With the advent of the connected factory, in the Industry 4.0 paradigm, the effective management and knowledge extraction from field-level data is becoming a critical challenge. The course focuses on a systematic approach and techniques for managing large data sets, building and improving predictive models for solving practical issues. This leads to defining and answering key engineering and management questions by having control over the tuning aspects and design decisions behind high level machine learning tools and frameworks. Core topics include: data mining methodology, data handling and structuring, modelling techniques for regression and classification, model selection, validation and operationalization. Hands-on sessions and implementation of data mining pipelines, using specific tools e.g. RapidMiner, bring considerable productivity enhancements. These include relevant practical examples for predictive maintenance of equipment and enhancement of production line performance in industrial manufacturing environments.
Target audience: Data scientists, Maintenance and Quality Engineers, IT Staff
Content:
• CRISP-DM data mining methodology
• Preparation of heterogenous data sets for data mining algorithms
• Classification of data mining tasks: supervised and unsupervised learning, regression and classification methods
• Evaluation of model accuracy, the bias-variance trade-off
• Hands-on sessions - Introduction to RapidMiner
- Data ETL
- Linear regression techniques
- Classification by means of k-NN algorithm
- Decision trees
• Practical example: predictive maintenance based on equipment failure models
• Practical example: production line performance improvement
Objectives:
During this course the atendees will acquire knowledge and practical abilities related to:
• Structured approach to handling large data sets from various sources (raw data, machine logs, aggregated reports etc.)

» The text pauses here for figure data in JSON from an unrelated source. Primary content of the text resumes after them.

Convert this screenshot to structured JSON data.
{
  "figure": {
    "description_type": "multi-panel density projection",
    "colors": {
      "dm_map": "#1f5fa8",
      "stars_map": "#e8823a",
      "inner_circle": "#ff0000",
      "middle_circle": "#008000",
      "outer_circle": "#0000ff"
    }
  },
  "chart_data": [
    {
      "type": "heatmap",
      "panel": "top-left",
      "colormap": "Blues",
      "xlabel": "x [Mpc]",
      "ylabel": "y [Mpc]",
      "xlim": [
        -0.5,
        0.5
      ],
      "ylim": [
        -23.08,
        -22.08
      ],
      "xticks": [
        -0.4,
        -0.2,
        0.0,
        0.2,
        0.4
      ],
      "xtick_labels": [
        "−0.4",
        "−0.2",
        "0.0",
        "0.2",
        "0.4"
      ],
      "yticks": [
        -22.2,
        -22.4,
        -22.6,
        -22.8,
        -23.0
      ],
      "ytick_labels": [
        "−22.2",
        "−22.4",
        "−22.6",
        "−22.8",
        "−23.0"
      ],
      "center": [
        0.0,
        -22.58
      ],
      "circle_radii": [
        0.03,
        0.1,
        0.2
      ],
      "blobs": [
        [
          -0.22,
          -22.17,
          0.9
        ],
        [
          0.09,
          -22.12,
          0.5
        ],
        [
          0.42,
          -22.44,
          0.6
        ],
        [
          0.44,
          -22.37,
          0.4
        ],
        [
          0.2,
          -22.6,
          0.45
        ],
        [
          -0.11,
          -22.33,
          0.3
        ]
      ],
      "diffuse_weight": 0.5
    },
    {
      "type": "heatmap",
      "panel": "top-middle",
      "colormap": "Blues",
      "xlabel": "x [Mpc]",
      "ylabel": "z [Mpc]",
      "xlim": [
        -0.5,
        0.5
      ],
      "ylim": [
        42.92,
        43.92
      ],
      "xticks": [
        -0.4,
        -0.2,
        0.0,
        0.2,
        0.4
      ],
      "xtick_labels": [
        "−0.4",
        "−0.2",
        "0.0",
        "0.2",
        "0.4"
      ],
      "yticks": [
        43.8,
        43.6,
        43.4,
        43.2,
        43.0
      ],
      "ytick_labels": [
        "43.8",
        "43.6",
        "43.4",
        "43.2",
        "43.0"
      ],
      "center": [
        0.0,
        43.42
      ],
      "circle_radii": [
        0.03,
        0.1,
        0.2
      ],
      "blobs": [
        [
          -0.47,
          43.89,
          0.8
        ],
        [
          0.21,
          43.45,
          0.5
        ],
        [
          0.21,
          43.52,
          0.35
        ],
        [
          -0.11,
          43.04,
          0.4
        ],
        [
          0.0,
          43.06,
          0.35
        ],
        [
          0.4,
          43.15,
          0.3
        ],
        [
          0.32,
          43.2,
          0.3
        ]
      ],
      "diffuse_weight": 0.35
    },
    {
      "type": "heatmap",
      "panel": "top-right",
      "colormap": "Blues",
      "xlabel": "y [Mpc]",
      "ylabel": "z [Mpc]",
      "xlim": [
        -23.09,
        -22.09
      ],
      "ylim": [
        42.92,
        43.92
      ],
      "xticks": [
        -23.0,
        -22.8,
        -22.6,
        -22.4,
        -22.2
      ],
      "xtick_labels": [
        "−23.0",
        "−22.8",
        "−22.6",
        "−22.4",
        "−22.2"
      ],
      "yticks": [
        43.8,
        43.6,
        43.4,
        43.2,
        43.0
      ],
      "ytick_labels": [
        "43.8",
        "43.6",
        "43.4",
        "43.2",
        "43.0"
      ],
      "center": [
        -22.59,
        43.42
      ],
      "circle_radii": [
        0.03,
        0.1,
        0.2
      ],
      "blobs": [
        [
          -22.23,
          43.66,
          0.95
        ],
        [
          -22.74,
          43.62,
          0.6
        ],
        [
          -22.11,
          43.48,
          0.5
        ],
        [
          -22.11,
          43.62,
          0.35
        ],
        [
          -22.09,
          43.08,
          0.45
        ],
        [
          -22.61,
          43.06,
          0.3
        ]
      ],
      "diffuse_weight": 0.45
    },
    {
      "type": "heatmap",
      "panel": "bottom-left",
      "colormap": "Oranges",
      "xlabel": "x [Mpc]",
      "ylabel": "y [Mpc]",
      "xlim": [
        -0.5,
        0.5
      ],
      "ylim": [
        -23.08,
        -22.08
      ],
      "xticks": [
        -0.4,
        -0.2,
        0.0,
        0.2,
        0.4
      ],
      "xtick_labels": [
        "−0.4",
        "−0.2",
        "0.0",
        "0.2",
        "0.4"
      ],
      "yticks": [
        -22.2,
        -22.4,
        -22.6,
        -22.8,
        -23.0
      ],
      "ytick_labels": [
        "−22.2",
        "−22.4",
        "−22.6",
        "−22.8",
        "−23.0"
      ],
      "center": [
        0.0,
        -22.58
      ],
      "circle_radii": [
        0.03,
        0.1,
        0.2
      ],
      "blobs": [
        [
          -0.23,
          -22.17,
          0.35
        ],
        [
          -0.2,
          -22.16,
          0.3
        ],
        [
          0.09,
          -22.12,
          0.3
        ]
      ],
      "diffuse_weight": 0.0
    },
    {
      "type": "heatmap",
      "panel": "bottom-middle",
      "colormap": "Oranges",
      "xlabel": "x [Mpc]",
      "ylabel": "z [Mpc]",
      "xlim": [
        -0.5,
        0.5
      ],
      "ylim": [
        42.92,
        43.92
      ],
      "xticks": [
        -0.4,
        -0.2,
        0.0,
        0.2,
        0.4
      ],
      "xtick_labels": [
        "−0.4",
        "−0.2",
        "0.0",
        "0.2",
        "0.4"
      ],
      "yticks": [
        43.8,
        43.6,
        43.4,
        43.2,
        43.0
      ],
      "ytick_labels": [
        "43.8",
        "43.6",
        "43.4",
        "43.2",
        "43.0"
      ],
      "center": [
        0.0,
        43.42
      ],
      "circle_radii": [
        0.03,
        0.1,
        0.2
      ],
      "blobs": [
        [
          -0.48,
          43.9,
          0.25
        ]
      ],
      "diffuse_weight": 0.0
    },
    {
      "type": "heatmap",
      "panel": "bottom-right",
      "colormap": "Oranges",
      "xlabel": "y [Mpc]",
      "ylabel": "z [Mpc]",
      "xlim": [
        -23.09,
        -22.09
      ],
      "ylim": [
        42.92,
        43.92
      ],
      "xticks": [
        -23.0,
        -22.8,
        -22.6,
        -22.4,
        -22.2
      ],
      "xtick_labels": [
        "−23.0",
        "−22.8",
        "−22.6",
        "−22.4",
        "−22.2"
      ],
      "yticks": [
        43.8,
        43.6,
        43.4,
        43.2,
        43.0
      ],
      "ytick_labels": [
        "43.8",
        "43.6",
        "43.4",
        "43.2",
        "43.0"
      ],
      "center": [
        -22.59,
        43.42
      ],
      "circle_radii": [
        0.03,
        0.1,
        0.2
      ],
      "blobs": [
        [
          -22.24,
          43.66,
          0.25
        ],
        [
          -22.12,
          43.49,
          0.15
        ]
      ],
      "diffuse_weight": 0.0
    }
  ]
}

• Solve specific maintenance and production problems and improve performance by applying data science processes
• Correctly select the apropriate modeling technique based on available data and domain knowledge
• Evaluation and implementation of the developed models in the daily workflow
• Essential visualization, reporting and presentation skills of the results of the data analysis
• Basic introduction to RapidMiner Studio for advanced analytics and data science workflows
Duration: 3 days
Course breakdown:
Day 1:
• Module 1: Introduction; Data mining methodology; Application and relevance in the current
industrial context; Types of problems that can be solved using DM.
• Coffee break
• Module 2: Aproaching large heterogenous data sets; data types and preparation for mining tasks.
• Lunch
• Hands-on session 1: RapidMiner Studio environment, main components and process structure.
• Coffee break
• Hands-on session 2: Data ETL using RapidMiner Studio; Basic statistical analysis of input data.
Day 2:
• Module 3: Classification of data mining tasks: supervised and unsupervised learning, regression
and classification methods.
• Coffee break
• Module 4: Evaluation of model accuracy, the bias-variance trade-off.
• Lunch
• Hands-on session 3: Supervised learning; Linear regression techniques for prediction of
continuous outputs; Classification using k-NN.
• Coffee break
• Hands-on session 4: Decision trees
Day 3:
• Hands-on session 5: Predictive maintenance for averting machine failures*
• Coffee break
• Hands-on session 6: Production line performance improvement; Case study – mechanical parts*
• Lunch
• Hands-on session 7: Production line performance improvement; Case study – electronic modules*
• Coffee break
• Interactive session: Structure and scope of popular data science platforms and open-source
projects; Best practices for interdisciplinary data science teams; QA; Next steps.
The course takes place in the Asti Automation Training Center in Bucharest. All required materials are
provided: laptop with pre-installed software and data sets, printed hand-outs, slides, etc. Coffee breaks and
lunches are included. On-premise sessions can be arranged for minimum groups of 6 participants.